Tomates fraîches : le Maroc 2ᵉ fournisseur de l’UE et 3ᵉ exportateur mondial

Le Maroc est le troisième exportateur mondial de tomates fraîches, avec 11% de part de marché et un taux de croissance annuel moyen de 11%, supérieur à la moyenne mondiale (3%). Il figure derrière le Mexique et les Pays-Bas. L’Union européenne (les 27 pays + Royaume-Uni) reste le premier marché importateur mondial, représentant 42% des volumes et 54% de la valeur.

Ces chiffres, annoncés par l’Établissement autonome de contrôle et de coordination des exportations (Morocco Foodex) à l’occasion de la Morocco Tomato Conference, qui s’est tenue le mercredi 21 mai à Agadir, classent le Maroc comme deuxième fournisseur de l’UE avec 24% de part de marché, derrière les Pays-Bas.

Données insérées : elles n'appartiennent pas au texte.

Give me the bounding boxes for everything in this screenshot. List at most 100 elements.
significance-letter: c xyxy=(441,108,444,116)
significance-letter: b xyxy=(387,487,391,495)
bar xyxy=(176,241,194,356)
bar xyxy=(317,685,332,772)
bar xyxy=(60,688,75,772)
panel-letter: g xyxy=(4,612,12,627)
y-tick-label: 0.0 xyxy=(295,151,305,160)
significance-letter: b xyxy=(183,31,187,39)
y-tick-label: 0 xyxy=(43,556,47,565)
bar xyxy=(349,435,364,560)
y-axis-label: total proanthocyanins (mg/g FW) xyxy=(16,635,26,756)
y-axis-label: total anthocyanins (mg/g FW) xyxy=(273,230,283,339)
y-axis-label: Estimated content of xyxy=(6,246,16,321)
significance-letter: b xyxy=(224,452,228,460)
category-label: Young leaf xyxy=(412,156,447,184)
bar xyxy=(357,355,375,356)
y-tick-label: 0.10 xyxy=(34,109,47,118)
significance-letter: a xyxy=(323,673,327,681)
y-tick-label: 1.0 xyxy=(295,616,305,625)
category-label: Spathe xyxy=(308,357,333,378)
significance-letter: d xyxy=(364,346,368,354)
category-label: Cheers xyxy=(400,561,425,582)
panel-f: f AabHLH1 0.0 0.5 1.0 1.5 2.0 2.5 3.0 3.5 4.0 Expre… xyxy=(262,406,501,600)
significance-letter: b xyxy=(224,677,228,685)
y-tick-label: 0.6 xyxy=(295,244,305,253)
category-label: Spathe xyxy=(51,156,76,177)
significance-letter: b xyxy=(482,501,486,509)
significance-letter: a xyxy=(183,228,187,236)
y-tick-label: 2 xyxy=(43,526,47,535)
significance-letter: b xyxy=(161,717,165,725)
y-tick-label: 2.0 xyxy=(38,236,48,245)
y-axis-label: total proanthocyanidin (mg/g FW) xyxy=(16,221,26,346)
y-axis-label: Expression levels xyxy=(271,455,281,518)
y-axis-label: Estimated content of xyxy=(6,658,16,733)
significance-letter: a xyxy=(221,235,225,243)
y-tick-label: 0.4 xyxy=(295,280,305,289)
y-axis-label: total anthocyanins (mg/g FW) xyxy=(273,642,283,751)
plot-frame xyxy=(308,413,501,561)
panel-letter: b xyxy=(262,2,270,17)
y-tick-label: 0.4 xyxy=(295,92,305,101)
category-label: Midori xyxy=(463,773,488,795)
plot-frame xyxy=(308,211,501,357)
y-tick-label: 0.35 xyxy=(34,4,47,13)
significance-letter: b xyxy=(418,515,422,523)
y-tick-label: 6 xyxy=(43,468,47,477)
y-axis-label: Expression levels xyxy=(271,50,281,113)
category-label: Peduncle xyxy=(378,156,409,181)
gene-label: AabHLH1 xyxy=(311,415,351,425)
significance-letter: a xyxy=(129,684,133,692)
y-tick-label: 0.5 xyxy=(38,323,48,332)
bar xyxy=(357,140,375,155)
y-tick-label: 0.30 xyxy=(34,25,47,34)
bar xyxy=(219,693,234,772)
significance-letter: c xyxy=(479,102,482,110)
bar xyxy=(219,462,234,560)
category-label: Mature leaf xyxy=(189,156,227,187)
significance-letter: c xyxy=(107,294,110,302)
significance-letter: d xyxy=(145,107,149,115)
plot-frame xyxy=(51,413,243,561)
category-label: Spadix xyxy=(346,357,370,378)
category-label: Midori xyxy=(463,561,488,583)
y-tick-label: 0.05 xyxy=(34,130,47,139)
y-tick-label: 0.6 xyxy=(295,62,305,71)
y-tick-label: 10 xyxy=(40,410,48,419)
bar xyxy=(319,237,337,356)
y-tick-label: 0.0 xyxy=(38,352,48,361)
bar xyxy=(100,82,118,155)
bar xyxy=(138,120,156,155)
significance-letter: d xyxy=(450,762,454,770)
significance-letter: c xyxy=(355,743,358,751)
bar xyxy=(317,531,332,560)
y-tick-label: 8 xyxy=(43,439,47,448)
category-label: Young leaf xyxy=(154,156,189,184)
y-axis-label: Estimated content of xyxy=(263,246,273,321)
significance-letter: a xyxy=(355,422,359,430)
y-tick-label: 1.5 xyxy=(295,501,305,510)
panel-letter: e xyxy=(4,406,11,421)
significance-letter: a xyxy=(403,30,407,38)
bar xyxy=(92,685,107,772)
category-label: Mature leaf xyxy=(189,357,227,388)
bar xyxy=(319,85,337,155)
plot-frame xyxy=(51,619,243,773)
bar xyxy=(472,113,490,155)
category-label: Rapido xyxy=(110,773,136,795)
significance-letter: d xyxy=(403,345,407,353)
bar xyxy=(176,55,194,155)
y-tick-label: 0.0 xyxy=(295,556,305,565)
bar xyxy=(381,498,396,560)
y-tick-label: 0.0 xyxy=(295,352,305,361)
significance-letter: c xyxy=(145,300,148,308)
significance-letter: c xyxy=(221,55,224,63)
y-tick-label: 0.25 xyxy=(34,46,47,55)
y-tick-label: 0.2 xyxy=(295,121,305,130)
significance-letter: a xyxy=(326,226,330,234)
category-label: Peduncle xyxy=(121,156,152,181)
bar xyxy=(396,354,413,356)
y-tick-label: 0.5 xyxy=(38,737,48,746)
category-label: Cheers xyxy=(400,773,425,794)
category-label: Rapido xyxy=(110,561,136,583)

Il est également le deuxième fournisseur du Royaume-Uni, qui a importé 396.000 tonnes en 2024, dont 27,1% en provenance du Maroc.

La tomate marocaine est également présente sur d’autres marchés :

– Afrique subsaharienne : 31.000 t exportées (+23%), 2e fournisseur ; 

– Pays du Golfe : 3.000 t exportées (+39%), 6ᵉ  fournisseur.

À fin avril 2025, les exportations marocaines de tomates fraîches affichent une dynamique croissante avec un volume total de 621.000 t, soit une hausse de 9% par rapport à la campagne 2023-2024 (570.000 t). L’Union européenne, incluant le Royaume-Uni, demeure le principal marché de destination, absorbant à elle seule 570.000 t, en progression de 8%. 

La région Souss-Massa, véritable pôle de production, continue de jouer un rôle central en assurant à elle seule 609.000 t des exportations nationales. Le Maroc se spécialise également dans les tomates de segmentation (cerise, allongées, etc.), avec 350.000 t exportées en 2024-2025 (+35%). L’UE en a absorbé 239.000 t. 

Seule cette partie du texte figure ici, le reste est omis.